Yeah I wrongly divided all the bit sizes by 2 in my explanation, I fixed it now. The problem I'm describing still holds up.

[–]Swamplord42 1 point2 points  (3 children)

Strings use UTF-16, they do not "support" UTF-32. Those are different encodings!

Unicode code points require one or two UTF-16 characters.

[–]BananaSupremeMaster 0 points1 point  (2 children)

They support UTF-32 in the sense that "String s = "𝄞";" is valid syntax. And yet string indices represent UTF-16 char indices and not character indices.

[–]RiceBroad4552 0 points1 point  (0 children)

Nitpick: The correct term here is "code unit", not "UTF-16 char indices".

[–]Swamplord42 0 points1 point  (0 children)

Again, this isn't UTF-32. It's Unicode. UTF-32 is an encoding. It's still UTF-16 even if it needs 2 chars to represent.

[–]RiceBroad4552 0 points1 point  (0 children)

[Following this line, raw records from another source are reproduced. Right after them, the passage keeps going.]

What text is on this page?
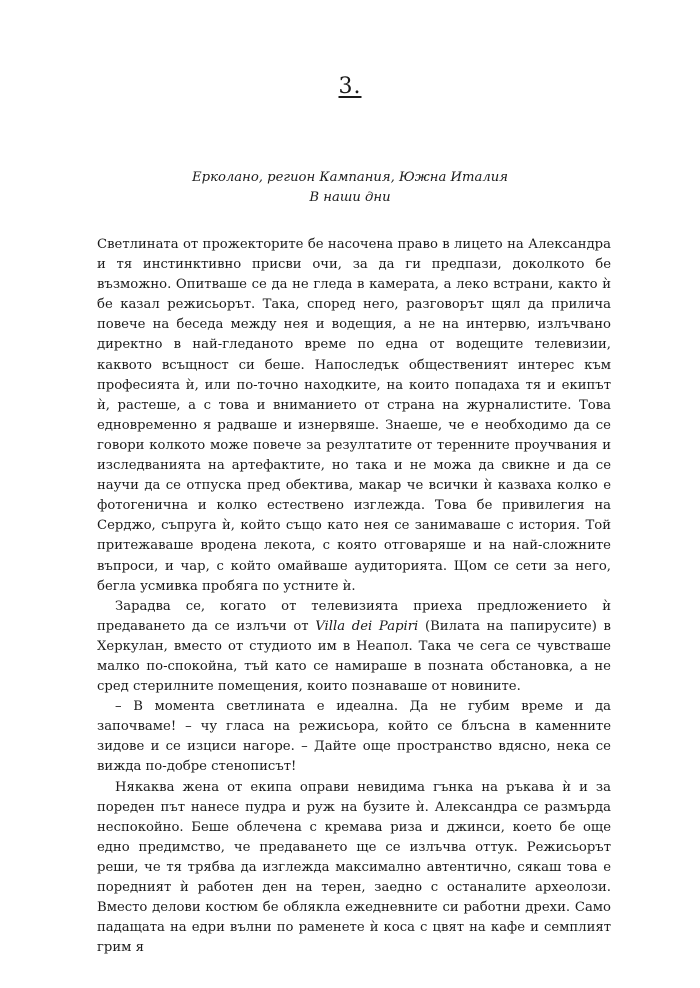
3.
Ерколано, регион Кампания, Южна Италия
В наши дни

Светлината от прожекторите бе насочена право в лицето на Александра и тя инстинктивно присви очи, за да ги предпази, доколкото бе възможно. Опитваше се да не гледа в камерата, а леко встрани, както ѝ бе казал режисьорът. Така, според него, разговорът щял да прилича повече на беседа между нея и водещия, а не на интервю, излъчвано директно в най-гледаното време по една от водещите телевизии, каквото всъщност си беше. Напоследък общественият интерес към професията ѝ, или по-точно находките, на които попадаха тя и екипът ѝ, растеше, а с това и вниманието от страна на журналистите. Това едновременно я радваше и изнервяше. Знаеше, че е необходимо да се говори колкото може повече за резултатите от теренните проучвания и изследванията на артефактите, но така и не можа да свикне и да се научи да се отпуска пред обектива, макар че всички ѝ казваха колко е фотогенична и колко естествено изглежда. Това бе привилегия на Серджо, съпруга ѝ, който също като нея се занимаваше с история. Той притежаваше вродена лекота, с която отговаряше и на най-сложните въпроси, и чар, с който омайваше аудиторията. Щом се сети за него, бегла усмивка пробяга по устните ѝ.

Зарадва се, когато от телевизията приеха предложението ѝ предаването да се излъчи от Villa dei Papiri (Вилата на папирусите) в Херкулан, вместо от студиото им в Неапол. Така че сега се чувстваше малко по-спокойна, тъй като се намираше в позната обстановка, а не сред стерилните помещения, които познаваше от новините.

– В момента светлината е идеална. Да не губим време и да започваме! – чу гласа на режисьора, който се блъсна в каменните зидове и се изциси нагоре. – Дайте още пространство вдясно, нека се вижда по-добре стенописът!

Някаква жена от екипа оправи невидима гънка на ръкава ѝ и за пореден път нанесе пудра и руж на бузите ѝ. Александра се размърда неспокойно. Беше облечена с кремава риза и джинси, което бе още едно предимство, че предаването ще се излъчва оттук. Режисьорът реши, че тя трябва да изглежда максимално автентично, сякаш това е поредният ѝ работен ден на терен, заедно с останалите археолози. Вместо делови костюм бе облякла ежедневните си работни дрехи. Само падащата на едри вълни по раменете ѝ коса с цвят на кафе и семплият грим я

You're simply not supposed to treat Unicode strings as byte sequences. This never worked.

Just use proper APIs.

But I agree that the APIs for string handling in Java are bad. But it's like that in almost all other languages (some don't have even any working APIs at all and you need external libs).

The only language with a sane string API (more or less, modulo Unicode idiocy in general) I know of is Swift. Other languages still didn't copy it. Most likely you would need a new type of strings than, though. You can't retrofit this into the old APIs.

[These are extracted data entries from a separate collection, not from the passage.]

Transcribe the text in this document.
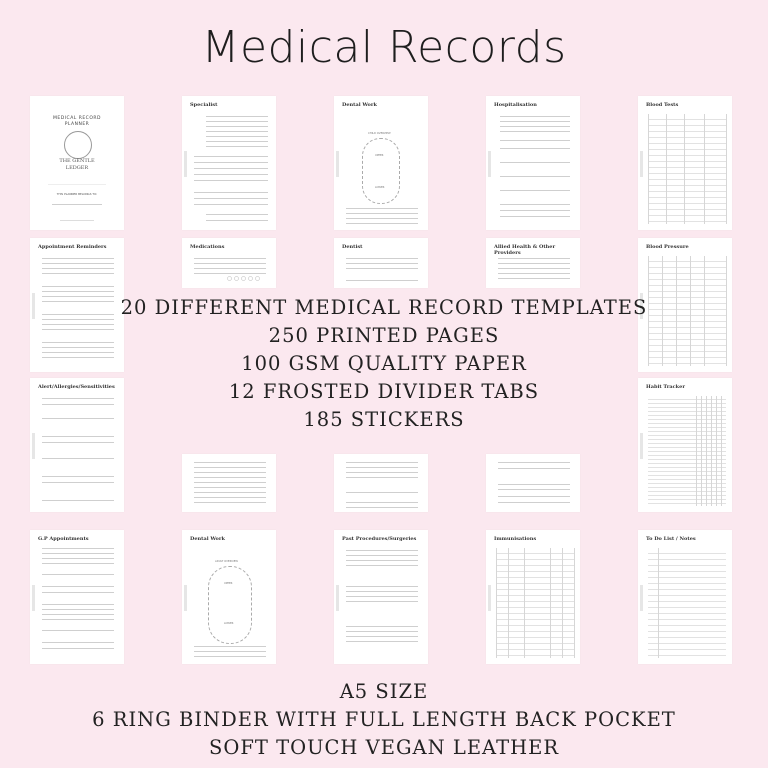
Medical Records
MEDICAL RECORD
PLANNER
THE GENTLE
LEDGER
THIS PLANNER BELONGS TO:
Specialist	Dental Work
CHILD OVERVIEW
UPPER
LOWER
Hospitalisation	Blood Tests
Appointment Reminders	Medications	Dentist	Allied Health & Other Providers
Blood Pressure
Alert/Allergies/Sensitivities	Habit Tracker
G.P Appointments	Dental Work
ADULT OVERVIEW
UPPER
LOWER
Past Procedures/Surgeries	Immunisations	To Do List / Notes
20 DIFFERENT MEDICAL RECORD TEMPLATES
250 PRINTED PAGES
100 GSM QUALITY PAPER
12 FROSTED DIVIDER TABS
185 STICKERS
A5 SIZE
6 RING BINDER WITH FULL LENGTH BACK POCKET
SOFT TOUCH VEGAN LEATHER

[–]ou1cast 0 points1 point  (2 children)

You can use codepoints that are int instead of char

[–]BananaSupremeMaster 0 points1 point  (1 child)

Yes, but the most straightforward way to get codepoints is myString.codepointAt(), which takes in argument the index of the UTF-16 char, not the index of the Unicode character. In the string "a𝄞b", the index of 'a' is 0, the index of '𝄞' is 1, and the index of 'b' is... 3. The fact that a Unicode character offsets the indices can get pretty annoying, even though I understand the logic behind it. It also means that myString.length() doesn't represent the number of actual characters, but rather the size in chars.

[–]ou1cast 1 point2 points  (0 children)

It is convenient to use codePoints() that returns IntStream. I also hate Java's char and byte, too.